[BUG] ENEEDAUTH issue when running "npm publish" within a monorepo on a ci environment

[vighnesh153]

Is there an existing issue for this?

• I have searched the existing issues

This issue exists in the latest npm version

• I am using the latest npm

Current Behavior

I have a monorepo and I am trying to publish all the packages ./packages/* to NPM using Github Actions. When I run the npm publish command, I get the following error:

npm ERR! code ENEEDAUTH
npm ERR! need auth This command requires you to be logged in to https://registry.npmjs.org/
npm ERR! need auth You need to authorize this machine using `npm adduser`

I have already provided the NODE_AUTH_TOKEN environment variable but it is still not able to authenticate that.
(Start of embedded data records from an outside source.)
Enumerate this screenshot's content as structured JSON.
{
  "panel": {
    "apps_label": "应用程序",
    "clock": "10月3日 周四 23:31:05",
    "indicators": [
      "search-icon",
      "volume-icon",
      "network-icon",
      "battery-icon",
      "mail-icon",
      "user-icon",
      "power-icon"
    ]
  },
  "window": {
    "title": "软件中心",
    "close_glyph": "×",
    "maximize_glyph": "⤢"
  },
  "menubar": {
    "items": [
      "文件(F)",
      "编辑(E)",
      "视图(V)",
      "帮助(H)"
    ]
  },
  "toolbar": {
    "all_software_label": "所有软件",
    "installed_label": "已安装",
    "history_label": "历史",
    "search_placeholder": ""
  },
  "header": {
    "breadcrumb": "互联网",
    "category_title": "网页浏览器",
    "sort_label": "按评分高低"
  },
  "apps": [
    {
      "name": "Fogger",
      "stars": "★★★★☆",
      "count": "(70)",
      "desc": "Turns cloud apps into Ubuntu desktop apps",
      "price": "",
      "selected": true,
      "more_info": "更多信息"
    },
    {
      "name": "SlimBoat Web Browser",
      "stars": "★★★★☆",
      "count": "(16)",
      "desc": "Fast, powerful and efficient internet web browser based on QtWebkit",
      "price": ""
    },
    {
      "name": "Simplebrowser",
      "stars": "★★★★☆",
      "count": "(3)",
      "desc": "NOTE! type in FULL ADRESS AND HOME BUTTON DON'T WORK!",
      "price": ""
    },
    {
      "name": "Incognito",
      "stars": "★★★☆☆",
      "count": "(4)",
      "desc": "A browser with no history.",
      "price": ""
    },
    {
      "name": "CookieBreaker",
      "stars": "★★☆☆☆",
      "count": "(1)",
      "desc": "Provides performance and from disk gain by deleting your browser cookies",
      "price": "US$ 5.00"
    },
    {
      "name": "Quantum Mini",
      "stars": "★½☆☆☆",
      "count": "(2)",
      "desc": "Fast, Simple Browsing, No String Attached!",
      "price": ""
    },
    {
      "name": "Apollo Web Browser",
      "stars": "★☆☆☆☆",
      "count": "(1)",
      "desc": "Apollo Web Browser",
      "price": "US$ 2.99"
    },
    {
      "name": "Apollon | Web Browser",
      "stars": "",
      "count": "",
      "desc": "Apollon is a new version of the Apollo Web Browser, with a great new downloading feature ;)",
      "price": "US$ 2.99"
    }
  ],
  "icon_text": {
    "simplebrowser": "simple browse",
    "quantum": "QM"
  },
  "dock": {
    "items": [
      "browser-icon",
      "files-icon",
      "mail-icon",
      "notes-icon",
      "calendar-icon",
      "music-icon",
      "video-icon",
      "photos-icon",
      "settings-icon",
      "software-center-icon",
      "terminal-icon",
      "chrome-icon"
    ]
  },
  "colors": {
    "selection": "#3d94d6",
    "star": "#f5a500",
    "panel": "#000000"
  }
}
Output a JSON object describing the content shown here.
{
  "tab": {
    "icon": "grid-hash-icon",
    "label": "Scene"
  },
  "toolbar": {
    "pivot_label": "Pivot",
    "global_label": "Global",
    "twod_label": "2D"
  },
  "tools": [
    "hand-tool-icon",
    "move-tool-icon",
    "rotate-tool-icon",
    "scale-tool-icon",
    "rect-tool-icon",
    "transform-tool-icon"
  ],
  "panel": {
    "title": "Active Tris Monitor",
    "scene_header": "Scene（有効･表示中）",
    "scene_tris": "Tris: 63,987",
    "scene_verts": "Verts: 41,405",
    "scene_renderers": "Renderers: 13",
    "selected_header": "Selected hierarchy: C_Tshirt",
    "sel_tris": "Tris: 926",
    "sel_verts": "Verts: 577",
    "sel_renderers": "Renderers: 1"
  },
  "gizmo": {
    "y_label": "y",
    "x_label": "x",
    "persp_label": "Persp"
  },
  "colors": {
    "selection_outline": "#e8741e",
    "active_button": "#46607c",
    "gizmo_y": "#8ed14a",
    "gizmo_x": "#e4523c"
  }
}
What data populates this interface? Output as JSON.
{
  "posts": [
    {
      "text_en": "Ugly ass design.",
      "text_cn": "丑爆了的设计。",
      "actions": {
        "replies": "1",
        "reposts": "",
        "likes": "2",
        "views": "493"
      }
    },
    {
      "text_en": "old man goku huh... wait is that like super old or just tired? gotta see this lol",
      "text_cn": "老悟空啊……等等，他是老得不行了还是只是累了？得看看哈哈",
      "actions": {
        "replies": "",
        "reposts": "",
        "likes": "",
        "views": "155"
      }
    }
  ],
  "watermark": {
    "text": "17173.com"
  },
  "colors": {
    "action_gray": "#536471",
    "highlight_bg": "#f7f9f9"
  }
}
There is an open issue which looks similar to this but it has got no comments (#5805)

Expected Behavior

The packages should be published without ENEEDAUTH error.

Steps To Reproduce

1. I have the following configuration for Github Actions publish workflow

name: Publish all packages to NPM

on:
  workflow_dispatch:

jobs:
  build:
    runs-on: ubuntu-latest

    steps:
      - name: Checkout
        uses: actions/checkout@v3
        with:
          fetch-depth: 0

      - name: Setup Node.js
        uses: actions/setup-node@v3
        with:
          node-version: "lts/*"

      - name: Install latest NPM
        run: npm install -g npm@latest

      - name: Install dependencies
        run: npm ci

      - name: Build
        run: npm run build:packages

      - name: Config git metadata
        run: |
          git config --global user.name 'Vighnesh Raut'
          git config --global user.email 'me@vighnesh153.com'

      - name: Publish the packages
        run: |
          npm publish --workspace=packages
        env:
          NODE_AUTH_TOKEN: ${{ secrets.NODE_AUTH_TOKEN }}
          NPM_TOKEN: ${{ secrets.NODE_AUTH_TOKEN }}
          GITHUB_TOKEN: ${{ secrets.GITHUB_TOKEN }}

2. Code setup

• Create a packages directory and add it in the root package.json

"workspaces": [
    "packages/*"
  ]

• Create 1 or 2 packages and add the required stuff in the package.json file

{
  "name": "...",
  "version": "0.1.0",
  "description": "...",
  "private": false,
  "publishConfig": {
    "access": "public"
  },
  "repository": {
    "type": "git",
    "url": "..."
  }
}

3. Push the files to github and trigger the worflow

Environment

• npm: 9.5.0
• Node.js: v18.14.0
• OS Name: Ubuntu 22.04.1 LTS
• System Model Name: Github Actions CI Runner v2.301.1
• npm config:

; node bin location = /opt/hostedtoolcache/node/18.14.0/x64/bin/node
; node version = v18.14.0
; npm local prefix = /home/runner/work/vighnesh1[53](https://github.com/vighnesh153/vighnesh153-turbo/actions/runs/4209840637/jobs/7307091317#step:10:54)-turbo/vighnesh153-turbo
; npm version = 9.5.0
; cwd = /home/runner/work/vighnesh153-turbo/vighnesh153-turbo
; HOME = /home/runner
; Run `npm config ls -l` to show all defaults.

[caugner]

@vighnesh153 I ran into this today, and it turns out that npm doesn't usually accept an auth token via an environemnt variable like NODE_AUTH_TOKEN or NPM_TOKEN, unless you specify this explicitly in an .npmrc file, which the setup-node action can create for you:

Please note that you need to set the registry-url to https://registry.npmjs.org/ in setup-node to properly configure your credentials. (Source)

In your example:

       - name: Setup Node.js
         uses: actions/setup-node@v3
         with:
           node-version: "lts/*"
+          registry-url: "https://registry.npmjs.org"

Hope this helps! 🤞

[vighnesh153]

This was the issue. Thanks a lot. I wish the error message was more descriptive.